Che devo dirgli appena lo vedo? Mi dispiace... no, non va bene,

troppo brutale. Forse è meglio se faccio la disinvolta, come

se non fosse successo niente. Questa mi sembra una buona

idea. Ma cosa dico? Non è vero che non è successo niente!

È una settimana che non ci sentiamo, che non risponde alle

mie chiamate, che ignora i miei messaggi. Devo pensare a

qualcos'altro. Mi giro a guardare fuori dal finestrino, a me

piace il treno, ti senti come al cinema, dove scorrono veloci le

immagini: campagne, città, piccole stazioni, poi c'è l'intervallo

con un tunnel, e poi di nuovo laghi, fiumi, ponti, per non

parlare della gente. A ogni stazione sale una coppia, scende

una famiglia: poi salgono due turisti, e tu lì a pensare; dove

scenderanno, a Firenze? No, secondo me arrivano a Bologna

o magari fino a Milano. E quel signore lì da solo che parla al

telefono, cosa fa, viaggia per lavoro o torna a casa? Guardo

curiosa le persone; come sono vestite, come si muovono, i loro

gesti automatici. Sta passando quello delle bibite, mi piacerebbe

prendere qualcosa ma poi, alla fine, lascio perdere,

sarà il nervoso. Guardo i genitori di Marta, stanno leggendo

tutti e due. Provo a sbirciare la copertina di quello del padre,

ma non riesco a vederlo bene. Sembra un libro noioso.
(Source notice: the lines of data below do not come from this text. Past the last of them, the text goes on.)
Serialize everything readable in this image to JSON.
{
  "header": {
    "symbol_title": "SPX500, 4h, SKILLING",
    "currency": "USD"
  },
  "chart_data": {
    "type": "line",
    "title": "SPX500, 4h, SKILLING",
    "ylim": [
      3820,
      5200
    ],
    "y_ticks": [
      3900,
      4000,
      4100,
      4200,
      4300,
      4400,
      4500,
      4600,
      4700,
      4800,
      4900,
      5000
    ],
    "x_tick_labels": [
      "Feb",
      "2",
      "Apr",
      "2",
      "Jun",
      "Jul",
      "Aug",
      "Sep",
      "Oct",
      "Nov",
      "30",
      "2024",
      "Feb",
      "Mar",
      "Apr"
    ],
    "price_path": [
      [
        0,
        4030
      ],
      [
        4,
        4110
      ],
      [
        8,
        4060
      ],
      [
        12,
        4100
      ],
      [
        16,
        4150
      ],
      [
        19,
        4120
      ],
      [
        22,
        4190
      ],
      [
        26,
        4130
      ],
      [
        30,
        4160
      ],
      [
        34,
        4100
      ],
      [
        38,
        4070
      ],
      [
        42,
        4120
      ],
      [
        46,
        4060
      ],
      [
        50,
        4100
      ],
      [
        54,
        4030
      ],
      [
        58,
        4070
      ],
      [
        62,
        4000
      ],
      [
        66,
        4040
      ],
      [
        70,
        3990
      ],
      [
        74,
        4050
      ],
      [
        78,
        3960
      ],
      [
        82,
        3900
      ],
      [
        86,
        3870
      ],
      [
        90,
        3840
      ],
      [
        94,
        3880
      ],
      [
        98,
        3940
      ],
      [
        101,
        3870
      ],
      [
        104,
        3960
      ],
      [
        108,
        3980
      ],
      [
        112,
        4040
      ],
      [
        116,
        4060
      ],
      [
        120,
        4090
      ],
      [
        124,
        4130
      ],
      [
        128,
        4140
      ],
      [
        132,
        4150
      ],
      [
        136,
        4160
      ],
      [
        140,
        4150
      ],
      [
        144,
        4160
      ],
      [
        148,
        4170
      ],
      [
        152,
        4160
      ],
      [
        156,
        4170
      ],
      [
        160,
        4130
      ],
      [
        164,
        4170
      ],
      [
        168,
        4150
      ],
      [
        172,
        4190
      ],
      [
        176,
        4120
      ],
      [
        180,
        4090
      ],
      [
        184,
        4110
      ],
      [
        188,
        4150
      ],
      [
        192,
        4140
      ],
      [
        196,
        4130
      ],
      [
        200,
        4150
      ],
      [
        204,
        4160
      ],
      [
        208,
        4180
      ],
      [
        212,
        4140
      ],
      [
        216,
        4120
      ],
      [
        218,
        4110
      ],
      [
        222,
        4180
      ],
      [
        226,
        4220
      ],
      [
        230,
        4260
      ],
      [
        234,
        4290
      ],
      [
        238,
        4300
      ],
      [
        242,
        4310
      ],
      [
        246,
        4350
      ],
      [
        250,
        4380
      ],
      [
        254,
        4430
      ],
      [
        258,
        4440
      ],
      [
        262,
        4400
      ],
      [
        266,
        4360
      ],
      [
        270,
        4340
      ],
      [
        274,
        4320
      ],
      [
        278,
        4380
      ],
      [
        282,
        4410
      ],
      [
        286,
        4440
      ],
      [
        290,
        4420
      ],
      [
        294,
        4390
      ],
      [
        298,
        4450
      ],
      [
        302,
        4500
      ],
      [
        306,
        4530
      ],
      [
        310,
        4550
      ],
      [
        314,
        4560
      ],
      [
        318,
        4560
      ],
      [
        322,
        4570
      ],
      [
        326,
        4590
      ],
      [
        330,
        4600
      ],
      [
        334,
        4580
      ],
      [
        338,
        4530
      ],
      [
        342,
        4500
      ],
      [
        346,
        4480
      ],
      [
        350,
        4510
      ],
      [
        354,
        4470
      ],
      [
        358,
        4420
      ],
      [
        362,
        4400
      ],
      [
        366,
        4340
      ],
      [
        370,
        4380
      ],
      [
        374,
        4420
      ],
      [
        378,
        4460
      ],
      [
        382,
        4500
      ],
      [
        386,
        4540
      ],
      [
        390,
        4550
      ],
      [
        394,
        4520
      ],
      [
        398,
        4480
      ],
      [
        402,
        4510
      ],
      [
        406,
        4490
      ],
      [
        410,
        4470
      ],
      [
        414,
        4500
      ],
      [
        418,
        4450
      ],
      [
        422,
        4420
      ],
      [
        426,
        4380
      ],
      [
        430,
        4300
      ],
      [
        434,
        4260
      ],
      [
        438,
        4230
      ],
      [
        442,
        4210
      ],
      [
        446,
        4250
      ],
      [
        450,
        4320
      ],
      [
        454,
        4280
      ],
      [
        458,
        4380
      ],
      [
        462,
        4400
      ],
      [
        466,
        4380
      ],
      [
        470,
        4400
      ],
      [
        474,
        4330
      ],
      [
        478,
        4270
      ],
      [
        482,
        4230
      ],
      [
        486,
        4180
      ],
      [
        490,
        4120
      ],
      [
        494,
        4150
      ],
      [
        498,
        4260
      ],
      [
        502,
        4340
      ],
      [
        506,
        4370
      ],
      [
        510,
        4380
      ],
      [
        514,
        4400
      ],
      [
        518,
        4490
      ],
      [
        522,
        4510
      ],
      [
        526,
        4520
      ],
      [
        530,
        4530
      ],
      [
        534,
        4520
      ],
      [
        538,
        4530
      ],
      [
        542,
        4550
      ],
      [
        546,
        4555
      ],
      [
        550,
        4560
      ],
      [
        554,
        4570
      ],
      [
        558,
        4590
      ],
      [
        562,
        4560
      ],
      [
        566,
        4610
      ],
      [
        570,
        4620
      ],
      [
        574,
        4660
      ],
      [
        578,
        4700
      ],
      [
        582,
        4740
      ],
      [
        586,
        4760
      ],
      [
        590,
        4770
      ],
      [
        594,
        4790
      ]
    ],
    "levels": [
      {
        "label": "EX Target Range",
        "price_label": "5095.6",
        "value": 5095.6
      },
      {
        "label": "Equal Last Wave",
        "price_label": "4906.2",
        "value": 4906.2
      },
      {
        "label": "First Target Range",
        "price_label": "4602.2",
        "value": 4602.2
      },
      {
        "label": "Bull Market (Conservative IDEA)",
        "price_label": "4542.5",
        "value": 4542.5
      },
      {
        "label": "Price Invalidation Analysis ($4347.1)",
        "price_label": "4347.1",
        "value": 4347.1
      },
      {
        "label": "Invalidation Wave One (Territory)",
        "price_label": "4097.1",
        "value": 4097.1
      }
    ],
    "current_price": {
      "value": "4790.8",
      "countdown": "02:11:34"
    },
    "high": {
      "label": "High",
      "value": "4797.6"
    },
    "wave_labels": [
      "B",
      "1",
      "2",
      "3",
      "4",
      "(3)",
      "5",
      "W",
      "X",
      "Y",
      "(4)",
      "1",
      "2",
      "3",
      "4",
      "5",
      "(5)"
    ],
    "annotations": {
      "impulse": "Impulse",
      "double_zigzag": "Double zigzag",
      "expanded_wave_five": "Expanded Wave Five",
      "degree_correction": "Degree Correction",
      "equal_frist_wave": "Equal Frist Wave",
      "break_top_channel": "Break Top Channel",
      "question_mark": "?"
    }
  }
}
Io e Marta, stanche di stare sedute, ci siamo alzate per fare un giro.

«Senti un po', mi devi raccontare meglio cos'è successo

l'altro giorno» dico a Marta prendendola per un braccio. Lei

ridacchia ma si vede che è in vena di confidenze.

Le mie previsioni si rivelano tutte sbagliate, penso mentre

arriviamo alla carrozza del bar.

Mi racconta che l'altro giorno Giacomo l'ha portata a casa

sua a conoscere la madre. Le è sembrata così simpatica e alla

mano che alla fine ha deciso di rimanere a mangiare lì, insieme

anche alle due sorelle più piccole; poi nel pomeriggio

sono andati a casa di un amico di Giacomo.

E fin qui, la cosa non mi sembrava così interessante; ma

dallo sguardo di Marta capisco che non è questo che mi vuole

veramente raccontare, così la incito.

«Ma insomma, cos'è successo di così speciale?»

Lei abbassa la voce e mi sussurra all'orecchio una cosa.

«Non ci credo, mi prendi in giro.»

«Te lo giuro» continua lei ridacchiando.

La guardo e non so che dire, poi la curiosità prende il sopravvento.